Le 18 juillet, une autre loi fut décrétée sur les enfans nés hors mariage. Pour faire connaître toutes ses dispositions favorables aux bonnes mœurs, à la préférence qui doit être toujours donnée au mariage légitime dans la société, il faudrait la donner tout entière. La plupart de ses dispositions se trouvent dans le code civil d’Haïti. Pour cette époque, où les mœurs coloniales n’avaient fait qu’une masse d’enfans naturels, cette loi était un bienfait pour eux et la colonie.

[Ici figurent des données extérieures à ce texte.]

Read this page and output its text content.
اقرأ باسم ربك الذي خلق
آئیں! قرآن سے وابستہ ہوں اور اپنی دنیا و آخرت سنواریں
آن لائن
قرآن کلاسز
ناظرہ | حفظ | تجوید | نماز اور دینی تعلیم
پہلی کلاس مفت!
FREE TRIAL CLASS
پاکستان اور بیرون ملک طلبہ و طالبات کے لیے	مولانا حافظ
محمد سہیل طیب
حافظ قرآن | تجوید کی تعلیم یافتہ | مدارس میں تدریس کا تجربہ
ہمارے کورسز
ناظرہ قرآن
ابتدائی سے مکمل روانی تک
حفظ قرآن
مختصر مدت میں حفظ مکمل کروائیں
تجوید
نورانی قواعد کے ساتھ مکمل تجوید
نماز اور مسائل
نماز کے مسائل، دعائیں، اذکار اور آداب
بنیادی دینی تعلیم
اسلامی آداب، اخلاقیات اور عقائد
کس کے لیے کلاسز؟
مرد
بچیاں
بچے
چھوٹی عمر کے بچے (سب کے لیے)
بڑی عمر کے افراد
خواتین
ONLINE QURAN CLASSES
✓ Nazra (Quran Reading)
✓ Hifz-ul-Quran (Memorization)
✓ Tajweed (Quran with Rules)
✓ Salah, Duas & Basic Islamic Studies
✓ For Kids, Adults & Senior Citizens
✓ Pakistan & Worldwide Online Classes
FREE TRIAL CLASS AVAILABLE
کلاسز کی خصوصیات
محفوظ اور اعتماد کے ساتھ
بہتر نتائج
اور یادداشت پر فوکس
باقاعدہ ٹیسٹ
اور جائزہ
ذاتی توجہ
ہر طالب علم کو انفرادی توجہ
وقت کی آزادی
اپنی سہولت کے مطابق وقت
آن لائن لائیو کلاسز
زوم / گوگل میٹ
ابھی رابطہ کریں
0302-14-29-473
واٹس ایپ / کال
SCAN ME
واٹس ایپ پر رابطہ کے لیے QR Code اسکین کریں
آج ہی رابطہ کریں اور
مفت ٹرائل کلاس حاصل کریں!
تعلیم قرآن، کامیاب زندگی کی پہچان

Le 23 juillet, loi sur l’organisation des tribunaux créés par la constitution. La justice était rendue — au nom de la colonie française de Saint-Domingue. Les actes devaient continuer à porter la date du calendrier républicain, en mettant entre parenthèses la date correspondante à l’ancien calendrier grégorien : c’était un acheminement à la suppression totale du premier.

Tous les tribunaux existans furent supprimés pour être réorganisés. Ceux de paix et de commerce disparurent tout-à-fait. Le jugement par des arbitres du choix des parties était d’abord suivi dans les cas permis par les lois. Les tribunaux de première instance et d’appel réunissaient toutes les attributions civiles, commerciales, correctionnelles et criminelles. La constitution avait reconnu le droit au gouverneur d’organiser lui-même les tribunaux spéciaux, conseils de guerre, qui jugeaient une foule de délits.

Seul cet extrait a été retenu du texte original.